Thimble Day, January, 2009. Peter Pan was working in my dining cozy and I was reading Harry Potter for the second time, with my legs propped on his knees. It was a comfortable sort of day. For me, one of the first in a long time where I had nothing to do except read and relax and take long naps. For him, a day full of music for two different bands.
It was the perfect, sweet, slow kind of day for his thoughtful Thimble Day gifts. The first two were small pots, seeds and instructions for growing lavender and strawberries. Tiny, tiny seeds that, when given the right amount of shine and mist, become something bigger. Demonstrations of the Great Flavor of Small Things, he mentioned.
And the second part to that gift was something even smaller: something mysterious and perfect in its smallness and its essentiality. It was a picture of the smallest particles known to exist. An opening to a world of questions and curiosities: the knowledge that space can be flat or curved, that something can come from “nothing” (nothing being unseen or undiscovered and perhaps being actually something), that things that are “unseen” aren’t actually uncommon.
I don’t understand most of it. Indeed, those who study something so immense in its smallness must only feel smaller and smaller themselves, amassing ignorance alongside knowledge.
The part that I do understand–or perhaps, more than understand, simply love–is the language behind it all. Elementary particles, luminous matter, Charm Quark, Beam, fundamental particle, spin and the uncertainty principle. The world of these smallest of things also uses the word Flavor. Which, in this case, is a degree that distinguishes different quark/lepton types. (Learn more).
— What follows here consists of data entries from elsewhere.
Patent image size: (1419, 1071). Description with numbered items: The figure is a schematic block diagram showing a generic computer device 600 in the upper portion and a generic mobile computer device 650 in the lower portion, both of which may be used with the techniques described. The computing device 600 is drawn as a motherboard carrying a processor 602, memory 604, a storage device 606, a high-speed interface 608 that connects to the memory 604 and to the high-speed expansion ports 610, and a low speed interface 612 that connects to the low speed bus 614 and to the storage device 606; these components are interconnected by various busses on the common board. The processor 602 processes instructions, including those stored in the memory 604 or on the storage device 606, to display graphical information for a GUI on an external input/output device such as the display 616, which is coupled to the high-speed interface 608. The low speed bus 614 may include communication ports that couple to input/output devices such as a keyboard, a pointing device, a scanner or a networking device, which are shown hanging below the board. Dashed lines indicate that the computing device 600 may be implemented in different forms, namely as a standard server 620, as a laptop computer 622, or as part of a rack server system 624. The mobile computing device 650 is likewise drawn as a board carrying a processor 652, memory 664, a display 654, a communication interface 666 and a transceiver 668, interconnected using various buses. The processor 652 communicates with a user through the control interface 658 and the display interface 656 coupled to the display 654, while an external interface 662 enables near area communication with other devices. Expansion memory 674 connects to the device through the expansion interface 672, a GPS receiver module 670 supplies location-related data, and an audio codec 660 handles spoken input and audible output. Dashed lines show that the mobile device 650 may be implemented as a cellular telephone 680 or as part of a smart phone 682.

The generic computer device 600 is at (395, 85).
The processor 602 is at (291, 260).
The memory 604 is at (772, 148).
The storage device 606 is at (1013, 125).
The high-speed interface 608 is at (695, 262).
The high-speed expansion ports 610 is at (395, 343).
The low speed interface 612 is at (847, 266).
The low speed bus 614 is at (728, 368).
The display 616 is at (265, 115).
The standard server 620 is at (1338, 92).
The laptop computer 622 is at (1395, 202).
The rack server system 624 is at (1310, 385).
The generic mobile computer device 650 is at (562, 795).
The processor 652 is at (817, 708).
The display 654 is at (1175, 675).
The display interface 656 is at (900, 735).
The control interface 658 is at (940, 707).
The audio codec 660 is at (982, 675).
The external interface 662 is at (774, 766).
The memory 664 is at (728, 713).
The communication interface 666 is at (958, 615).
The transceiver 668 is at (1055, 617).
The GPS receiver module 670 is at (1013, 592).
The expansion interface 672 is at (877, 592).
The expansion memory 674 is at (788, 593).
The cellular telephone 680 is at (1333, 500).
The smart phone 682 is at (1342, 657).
How baffling that we are so small and yet so large. So small in the face of the physical universe, yet so many billions of times larger than the smallest things. And, more entirely amazing, how even the smallest of the small things matter. Thus, no matter how small we are, still we must matter as well. A particle makes up another particle makes up a speck of dust. A speck of dust is inhaled and causes an allergic reaction, an allergic reaction affects a body and throws it off balance. That body steps back and crushes a flower, which affects a bee, which doesn’t feed a bird…and so forth. Everything being connected, even by the smallest of things. A thought process hand-in-hand with chaos theory: a butterfly wing in Asia could change your life.
Thank you, Peter Pan, for paying attention to what captures me, for inspiration that allows a deep, dormant curiosity to brim at my surface and for being beautifully thoughtful.